In the last decade, student loan debt has become a major hindrance to young college graduates entering the home buying market.
The saddling of debt is a struggle millions of Americans can relate to. And though, traditionally, household debt has been attributed to frivolous credit card spending and overpriced automobiles, a new report from the Dallas Fed illustrates that while that might have been true in the early 2000s, student loan debt has since become a far more imposing albatross.
In 2003, student debt was a blip on the larger debt spectrum, falling well below the national rates of auto and credit card lending markets. However, in the more than 10 years since then, student loan debt has skyrocketed, ballooning from just $241 billion to $1.1 trillion in June 2014, which amounts to a compound annual growth rate of roughly 15 percent. For perspective, cumulative credit card debt stands at $669 billion, while auto lending is slightly more significant at $905 billion.
The Impact on Housing
The impact the increasing prevalence of student loans has had on real estate is considerable, according to a separate financial study from John Burns Real Estate Consulting. In 2014, the company projects:
- 414,000 housing transactions will be lost due to student debt.
- Lost transactions will amount to $83 billion in foregone sales.

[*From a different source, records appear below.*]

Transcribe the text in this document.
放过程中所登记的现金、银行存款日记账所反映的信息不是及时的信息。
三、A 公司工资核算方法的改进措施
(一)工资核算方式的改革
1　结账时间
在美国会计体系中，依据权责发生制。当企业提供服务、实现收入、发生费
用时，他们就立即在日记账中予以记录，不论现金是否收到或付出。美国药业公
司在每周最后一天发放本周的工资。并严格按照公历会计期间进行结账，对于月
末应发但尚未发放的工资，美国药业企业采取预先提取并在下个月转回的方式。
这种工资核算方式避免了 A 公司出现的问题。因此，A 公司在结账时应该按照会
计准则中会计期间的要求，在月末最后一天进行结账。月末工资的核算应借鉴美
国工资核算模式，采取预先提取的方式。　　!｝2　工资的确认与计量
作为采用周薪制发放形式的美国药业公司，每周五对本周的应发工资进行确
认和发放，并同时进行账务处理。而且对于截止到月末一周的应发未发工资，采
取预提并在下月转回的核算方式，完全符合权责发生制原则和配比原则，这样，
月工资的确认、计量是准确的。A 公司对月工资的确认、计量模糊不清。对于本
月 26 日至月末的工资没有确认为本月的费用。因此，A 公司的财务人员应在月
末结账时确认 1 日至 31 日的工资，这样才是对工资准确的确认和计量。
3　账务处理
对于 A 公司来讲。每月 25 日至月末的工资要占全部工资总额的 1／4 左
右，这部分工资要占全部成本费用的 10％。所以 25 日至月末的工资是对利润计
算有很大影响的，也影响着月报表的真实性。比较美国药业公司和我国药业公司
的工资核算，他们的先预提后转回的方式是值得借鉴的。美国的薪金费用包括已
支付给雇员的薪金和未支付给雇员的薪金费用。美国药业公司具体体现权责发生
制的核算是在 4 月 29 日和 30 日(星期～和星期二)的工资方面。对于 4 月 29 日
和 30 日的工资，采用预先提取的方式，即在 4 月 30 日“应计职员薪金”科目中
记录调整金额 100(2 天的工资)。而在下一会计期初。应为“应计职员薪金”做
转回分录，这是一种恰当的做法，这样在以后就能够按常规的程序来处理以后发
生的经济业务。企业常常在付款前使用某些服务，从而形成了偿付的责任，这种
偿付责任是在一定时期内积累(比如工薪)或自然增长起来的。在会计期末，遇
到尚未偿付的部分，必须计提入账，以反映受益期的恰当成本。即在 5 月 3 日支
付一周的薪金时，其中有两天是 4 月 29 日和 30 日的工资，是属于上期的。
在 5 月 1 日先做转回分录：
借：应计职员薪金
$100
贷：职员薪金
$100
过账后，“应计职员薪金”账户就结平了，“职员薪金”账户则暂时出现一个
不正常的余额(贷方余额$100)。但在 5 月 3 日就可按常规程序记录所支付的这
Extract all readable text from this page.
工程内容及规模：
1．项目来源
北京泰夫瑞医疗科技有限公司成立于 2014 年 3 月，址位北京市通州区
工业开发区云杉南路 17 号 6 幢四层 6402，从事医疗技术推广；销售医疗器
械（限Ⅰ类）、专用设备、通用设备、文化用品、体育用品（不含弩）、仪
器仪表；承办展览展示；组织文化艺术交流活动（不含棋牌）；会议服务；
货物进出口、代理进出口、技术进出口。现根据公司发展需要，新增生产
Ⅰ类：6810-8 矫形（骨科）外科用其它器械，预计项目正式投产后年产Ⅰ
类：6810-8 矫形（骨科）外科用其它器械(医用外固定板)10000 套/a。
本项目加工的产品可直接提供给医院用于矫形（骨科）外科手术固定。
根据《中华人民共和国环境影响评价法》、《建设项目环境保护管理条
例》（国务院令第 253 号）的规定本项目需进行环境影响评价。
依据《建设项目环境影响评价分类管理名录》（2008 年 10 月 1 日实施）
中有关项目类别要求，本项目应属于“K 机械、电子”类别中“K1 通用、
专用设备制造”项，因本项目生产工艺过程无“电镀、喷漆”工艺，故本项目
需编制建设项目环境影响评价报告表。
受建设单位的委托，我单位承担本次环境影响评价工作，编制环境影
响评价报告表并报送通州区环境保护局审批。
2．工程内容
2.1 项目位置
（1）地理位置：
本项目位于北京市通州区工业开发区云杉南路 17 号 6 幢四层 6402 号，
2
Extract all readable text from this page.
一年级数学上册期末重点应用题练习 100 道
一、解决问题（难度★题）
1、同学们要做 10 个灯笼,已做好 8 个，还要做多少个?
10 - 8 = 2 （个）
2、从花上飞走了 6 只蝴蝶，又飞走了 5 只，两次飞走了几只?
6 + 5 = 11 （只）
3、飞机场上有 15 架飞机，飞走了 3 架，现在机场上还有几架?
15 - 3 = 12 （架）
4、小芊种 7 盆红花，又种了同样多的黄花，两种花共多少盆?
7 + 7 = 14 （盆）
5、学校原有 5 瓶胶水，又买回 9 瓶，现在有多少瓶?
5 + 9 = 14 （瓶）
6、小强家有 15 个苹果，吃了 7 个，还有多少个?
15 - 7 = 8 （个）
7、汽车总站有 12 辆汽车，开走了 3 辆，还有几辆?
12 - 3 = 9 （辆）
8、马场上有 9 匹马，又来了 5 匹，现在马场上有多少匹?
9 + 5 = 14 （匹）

- As a result of student debt, 8 percent fewer homes will transact than normal.
A New Millennia
In our modern economic climate, it’s easy to look at student debt as this long, persisting fungus that clings and spreads and is essentially unavoidable – a means to a beneficial end, which, in some ways, it is. But the idea of student debt being part of the whole “college experience” wasn’t set in stone until the turn of the millennium.
In the early 90s, according data from the Pew Research Center, college graduates were hardly coming out of school racked with outrageous debt. Of course, some students left university dragging the burden, but those few were relegated to graduates coming from already low-income families.
For the class of 1992-93, the average amount of cumulative debt facing students was just over $12,000. Twenty years later, that figure has more than doubled. In 2012, the average college graduate left with $26,885 of cumulative debt.
The Dallas Fed argues that the benefits of college still tend to outweigh the costs, and that rising student debt levels may be the result of expanding enrollment levels and expected rises in tuition rates and fees, but the fact remains that student debt is more and more keeping Millennials out of the homebuying market.
New legislation from the Obama administration, namely an expansion of the 2013 Student Loan Forgiveness Act, promises to alleviate some of the pressures of building loan debt. However, the benefits won’t available to borrowers until, at the earliest, December 2015, and even then the legislation fails to address the larger problem, which is the rising cost of tuition.
As a lender, I have seen first hand, the negative impact of student loans on younger home buyers. Although I have been able to get them done because of “relatively” low repayment plans, two recent grads had well over $100,000 in student loans!